In an earlier memoir Kristol had credited Niebuhr and the literary and cultural critic Lionel Trilling as “the two intellectual godfathers of my neo-ism.” He had read Trilling’s reflections on Eliot’s “Idea of a Christian Society” in Partisan Review in 1940, and the first volume of Niebuhr’s Nature and Destiny of Man the following year. It was Niebuhr’s book that provided him with the “intellectual vocabulary” and “intellectual grammar” that elevated what had been a “vague, positive feeling” to a level of belief capable of competing with the reigning creed of secular liberalism:
It was Niebuhr who introduced me to the idea of “the human condition” as something permanent, inevitable, transcultural, transhistorical, a transcendent finitude. To entertain seriously such a vision is already to have disengaged oneself from a crucial progressive-liberal piety. It also enables one to read the Book of Genesis with an appreciation that approaches awe. After Niebuhr, I plunged into theological literature with an ecumenical interest.
Religion and theology figure prominently in Kristol’s articles in Enquiry, a modest, pamphlet-sized journal that he and his ex-Trotskyite comrades founded in 1942. These were not obvious subjects for “A Journal of Independent Radical Thought,” as Enquiry’s subtitle had it. Of his five contributions to that short-lived magazine (it did not long survive his induction into the army), three are on literary subjects, and, in all three, religion figures as well.

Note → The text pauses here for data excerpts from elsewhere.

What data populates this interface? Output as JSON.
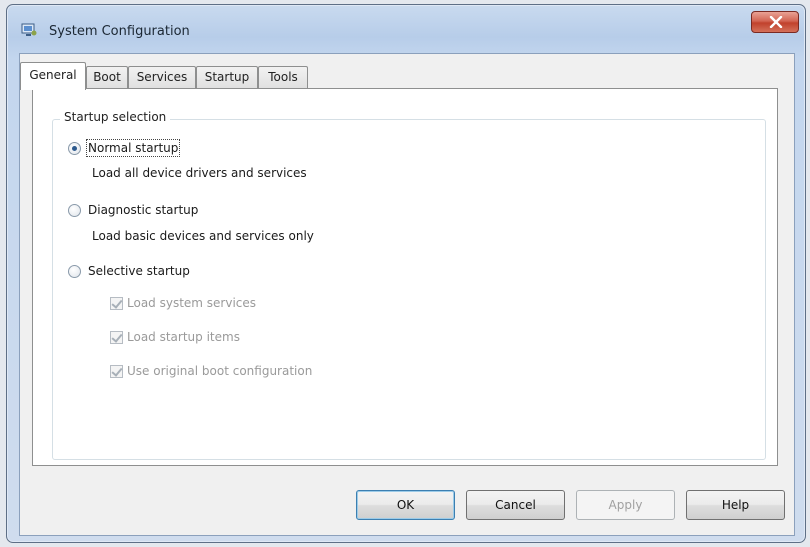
{
  "window": {
    "title": "System Configuration",
    "icon": "system-configuration-icon",
    "close_icon": "close-icon"
  },
  "tabs": [
    {
      "label": "General",
      "active": true
    },
    {
      "label": "Boot",
      "active": false
    },
    {
      "label": "Services",
      "active": false
    },
    {
      "label": "Startup",
      "active": false
    },
    {
      "label": "Tools",
      "active": false
    }
  ],
  "general": {
    "group_label": "Startup selection",
    "options": [
      {
        "label": "Normal startup",
        "description": "Load all device drivers and services",
        "selected": true
      },
      {
        "label": "Diagnostic startup",
        "description": "Load basic devices and services only",
        "selected": false
      },
      {
        "label": "Selective startup",
        "description": "",
        "selected": false
      }
    ],
    "selective_items": [
      {
        "label": "Load system services",
        "checked": true,
        "enabled": false
      },
      {
        "label": "Load startup items",
        "checked": true,
        "enabled": false
      },
      {
        "label": "Use original boot configuration",
        "checked": true,
        "enabled": false
      }
    ]
  },
  "buttons": {
    "ok": "OK",
    "cancel": "Cancel",
    "apply": "Apply",
    "help": "Help"
  },
  "colors": {
    "title_bar": "#c3d6ee",
    "close_button": "#c1412c",
    "default_button_border": "#3c7fb1"
  }
}
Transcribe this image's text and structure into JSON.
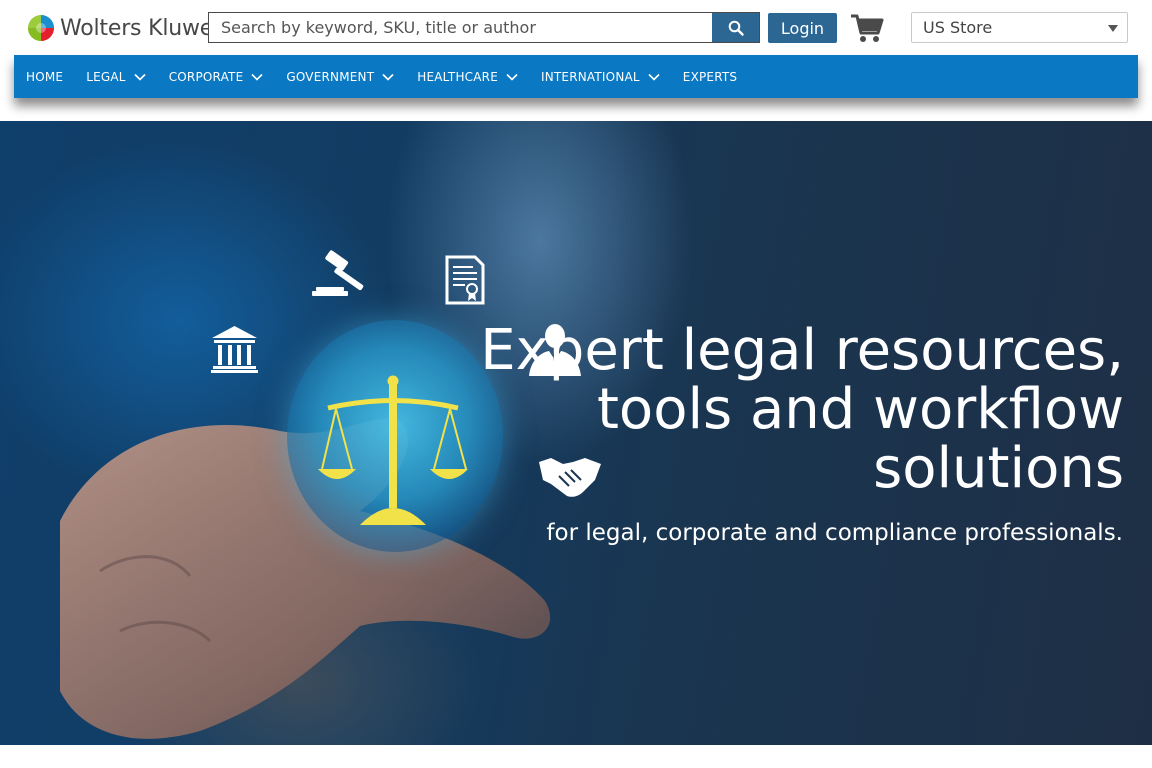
{
  "header": {
    "brand": "Wolters Kluwer",
    "search_placeholder": "Search by keyword, SKU, title or author",
    "search_icon": "search-icon",
    "login_label": "Login",
    "cart_icon": "shopping-cart-icon",
    "store_selected": "US Store"
  },
  "nav": {
    "items": [
      {
        "label": "HOME",
        "dropdown": false
      },
      {
        "label": "LEGAL",
        "dropdown": true
      },
      {
        "label": "CORPORATE",
        "dropdown": true
      },
      {
        "label": "GOVERNMENT",
        "dropdown": true
      },
      {
        "label": "HEALTHCARE",
        "dropdown": true
      },
      {
        "label": "INTERNATIONAL",
        "dropdown": true
      },
      {
        "label": "EXPERTS",
        "dropdown": false
      }
    ]
  },
  "hero": {
    "headline_lines": [
      "Expert legal resources,",
      "tools and workflow",
      "solutions"
    ],
    "subheadline": "for legal, corporate and compliance professionals.",
    "icons": [
      "gavel-icon",
      "certificate-document-icon",
      "courthouse-icon",
      "businessman-icon",
      "handshake-icon",
      "scales-of-justice-icon"
    ]
  },
  "colors": {
    "nav_blue": "#0b78c4",
    "button_blue": "#2c6693",
    "hero_dark": "#1a3550",
    "scales_yellow": "#f2e24a"
  }
}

His contribution to the inaugural issue, “Auden: The Quality of Doubt,” opens by commenting on the “religiosity of tone” in the poet’s account of the 1930s, that “low dishonest decade” when men’s ideals went so fatally awry. But Kristol goes farther. Putting the point “more bluntly than the poetry permits,” he finds in Auden’s recent poems a concept of sin—the “permeating fact of evil”—that belies all social attempts at the regeneration of mankind.
“A Christian Experiment” in the next issue is a review of Bread and Wine, Ignazio Silone’s novel about a Marxist revolutionary who becomes a Christian revolutionary. Rebutting Thomas Mann’s dictum that “In our time the destiny of man presents its meaning in political terms,” Kristol proposes quite the opposite: “Our political destiny is on the way to being formulated in religious terms.” If Silone’s novel is a failure, he concludes, the fault lies in its lack of the “acute awareness of subsistent evil,” so that the religious theme is reduced to a mere “romantic sentiment,” a fatal “revolutionary innocence.”
Kristol’s final article in Enquiry, “The Moral Critic”(1944), is a review of Trilling’s book on the English novelist E. M. Forster. It opens with a discussion of Trilling’s earlier essay on Eliot’s “Idea of a Christian Society,” where Trilling had quoted Matthew Arnold’s maxim about the function of criticism: “to praise elements that for the fullness of spiritual perfection are wanted.” By that criterion, Trilling judged the prevailing “liberal-socialist ideology” to be sadly wanting – which prompts Kristol to observe that Trilling’s own work, by contrast, “partakes of the normal religio-ethical tone so consistently set forth by men like Maritain, Niebuhr, [Christopher] Dawson.” But it is Kristol, not Trilling, who cites these theologians, pleased to find this religio-ethical tone in the writings of a man he so much admires.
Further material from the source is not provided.